I messed up a few things here. It turned out that createProxyMiddleware was in fact the leaking class — initial concerns around instantiating a new object on each request were indeed correct. I did not invest enough effort in setting up an appropriate local setup to reproduce this memory leak. Apache benchmark and @airbnb/node-memwatch were insufficient. Using jmeter https://jmeter.apache.org/ turned out to be crucial in making request to authenticated endpoints that ended up applying the middleware in question. In addition, I dove much deeper on the heap snapshot docs. By setting up a route that would trigger writing a heap snapshot, I could write the raw files directly to my machine or to S3 if hosted in AWS.

V8 Heap snapshots have a format that can change frequently, the best way to interact with them is through the Chrome Developer Tools.
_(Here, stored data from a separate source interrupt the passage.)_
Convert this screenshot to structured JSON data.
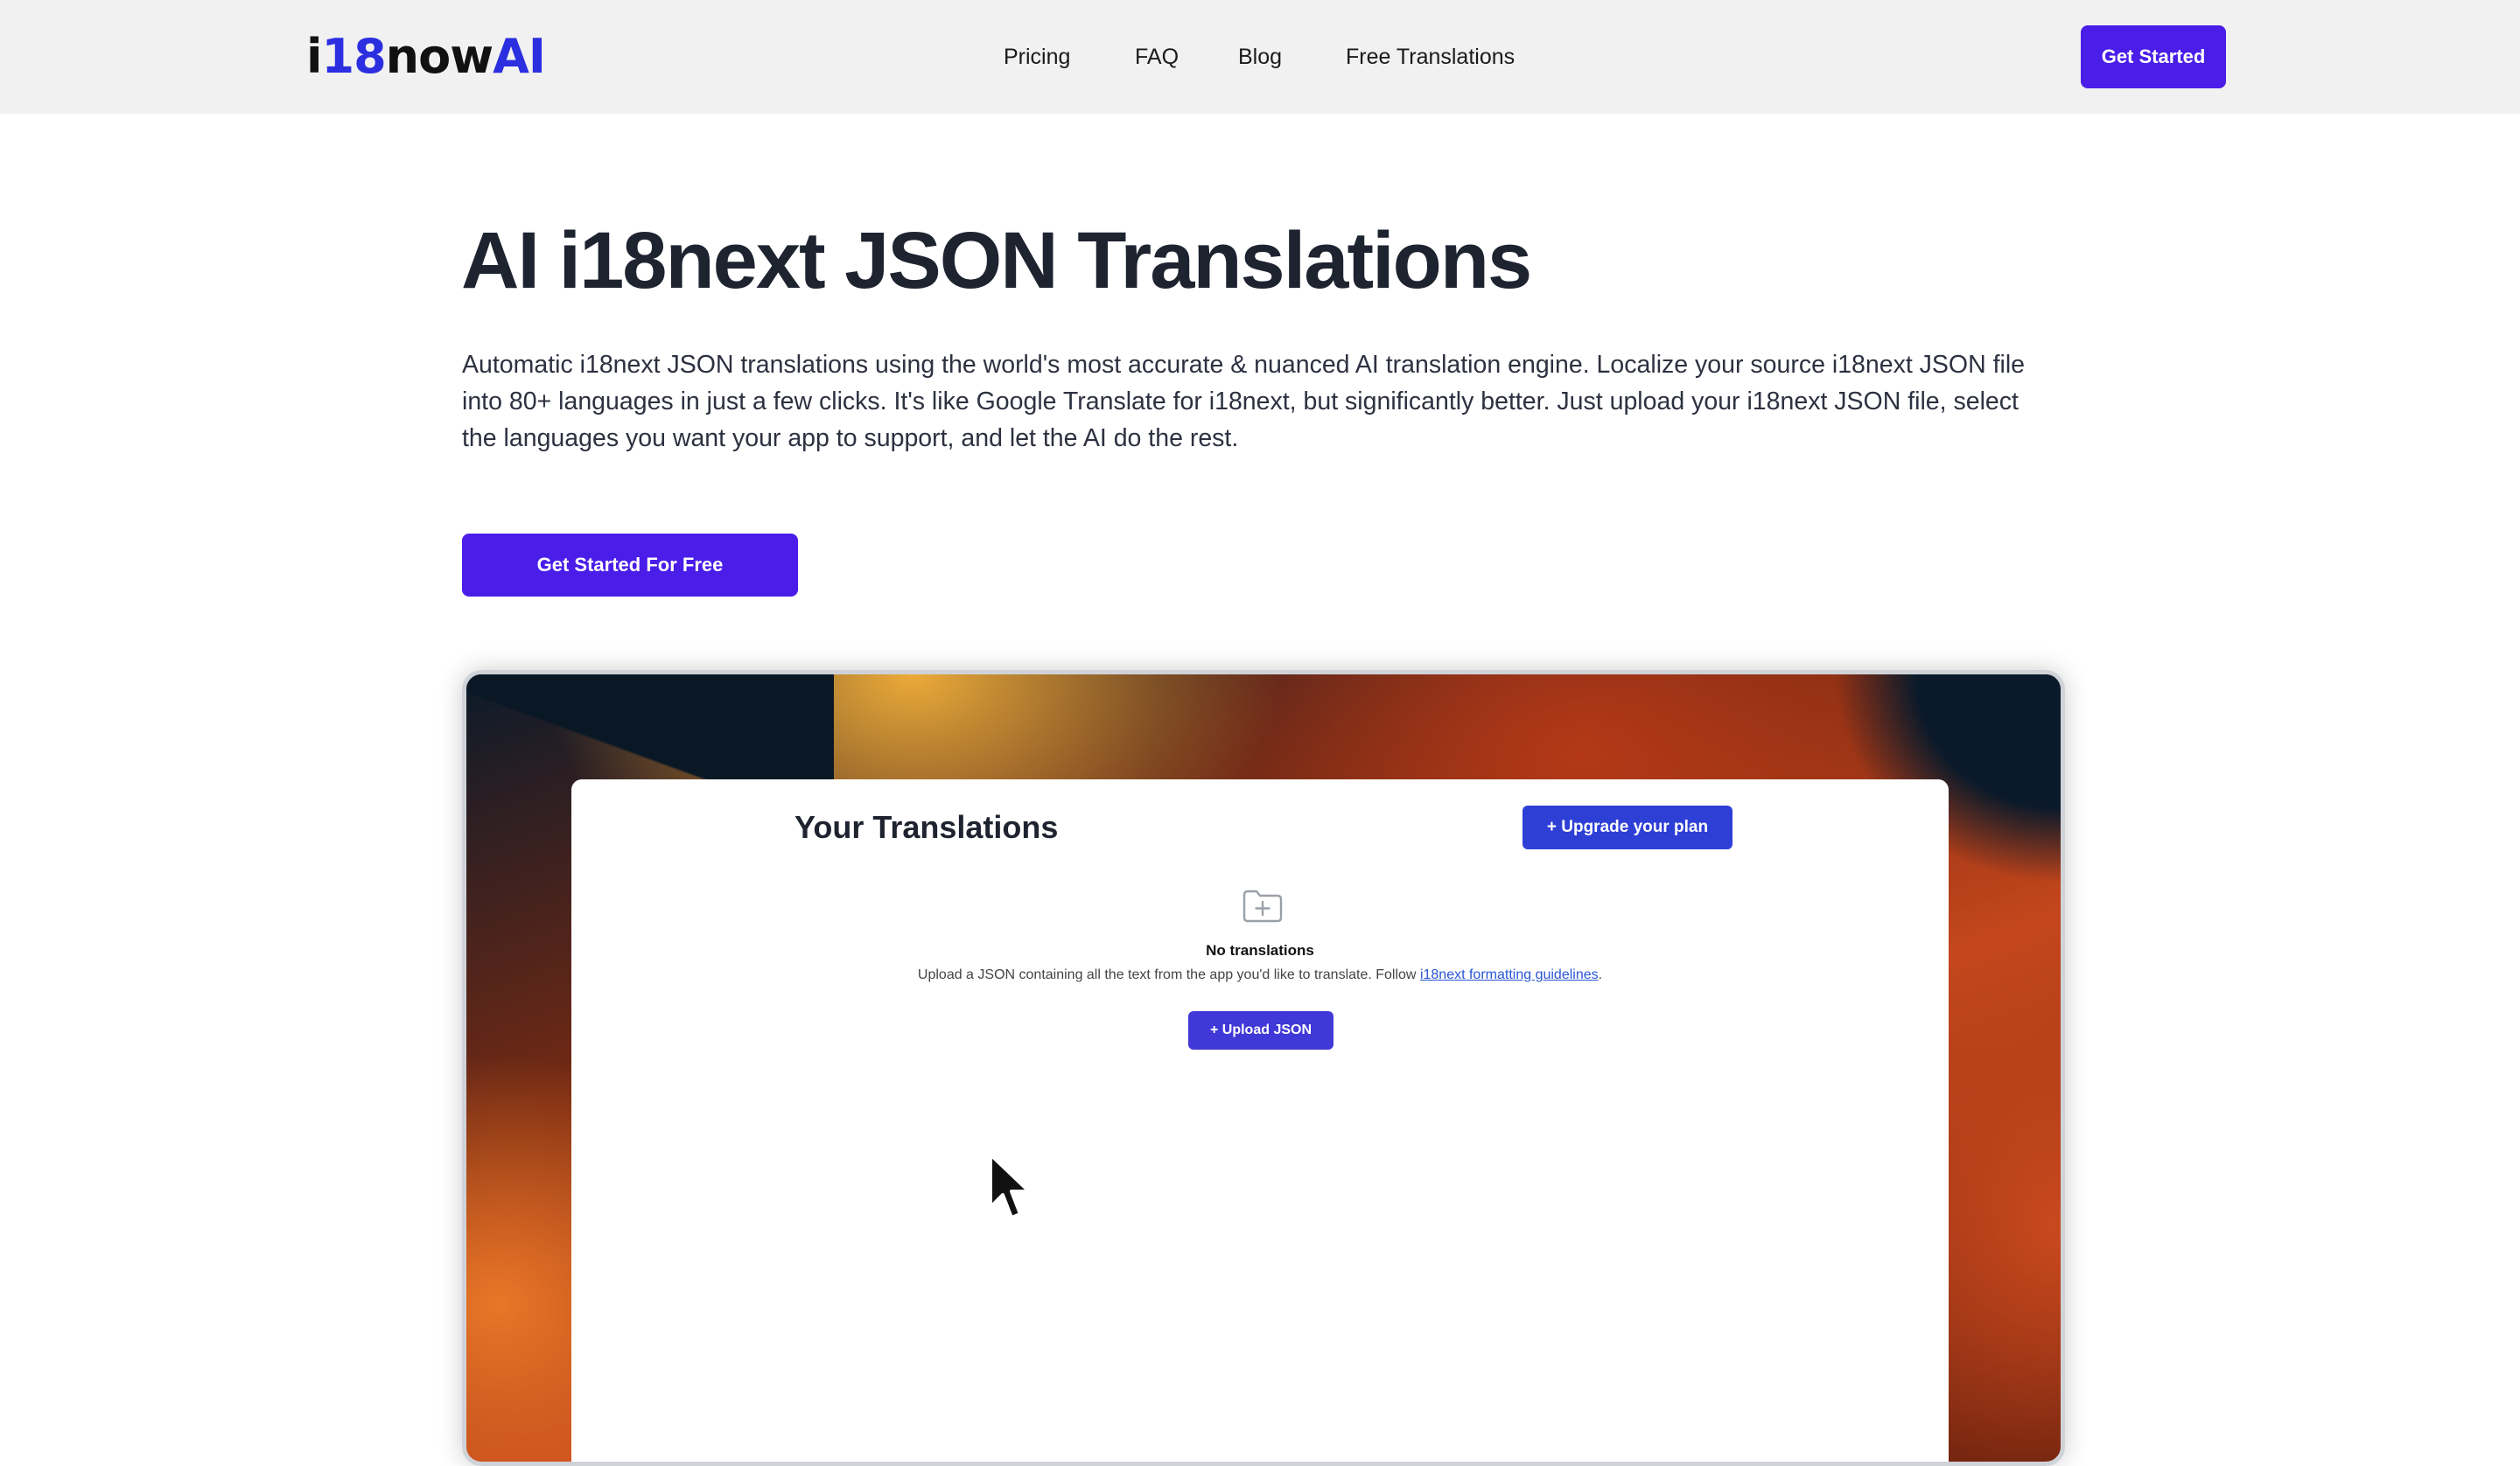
{
  "header": {
    "logo": {
      "part1": "i",
      "part2": "18",
      "part3": "now",
      "part4": "AI"
    },
    "nav": [
      {
        "label": "Pricing"
      },
      {
        "label": "FAQ"
      },
      {
        "label": "Blog"
      },
      {
        "label": "Free Translations"
      }
    ],
    "cta_label": "Get Started"
  },
  "hero": {
    "title": "AI i18next JSON Translations",
    "description": "Automatic i18next JSON translations using the world's most accurate & nuanced AI translation engine. Localize your source i18next JSON file into 80+ languages in just a few clicks. It's like Google Translate for i18next, but significantly better. Just upload your i18next JSON file, select the languages you want your app to support, and let the AI do the rest.",
    "cta_label": "Get Started For Free"
  },
  "preview": {
    "title": "Your Translations",
    "upgrade_label": "+ Upgrade your plan",
    "empty_title": "No translations",
    "empty_desc_prefix": "Upload a JSON containing all the text from the app you'd like to translate. Follow ",
    "empty_desc_link": "i18next formatting guidelines",
    "empty_desc_suffix": ".",
    "upload_label": "+  Upload JSON"
  },
  "colors": {
    "brand": "#4a1de8",
    "logo_blue": "#2b2fe0",
    "header_bg": "#f1f1f1",
    "preview_button": "#2e3fd6"
  },
  "icons": [
    "folder-plus-icon",
    "mouse-cursor-icon"
  ]
}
The dev tools provide an effective way to introspect and diff heaps to understand where leaks are coming from.

My core takeaways from this mistake are to always invest the time in having adequate infrastructure to be able to reproduce a leak quickly. Verification of a fix can’t take days. There can be an impetus to avoid investing time in being able to reproduce an issue. When someone’s breathing down your neck it can be hard to justify “extra” work, but it it is absolutely necessary. Else you end up wasting your time on guesses. We get paid to work with applied rigor, not superstition.

Additionally, this was a situation where I should have trusted my gut. I had experience, all signs were pointing to createProxyMiddleware being the problem class, but I let pressure from deadlines cause me to second guess myself and not think like an engineer.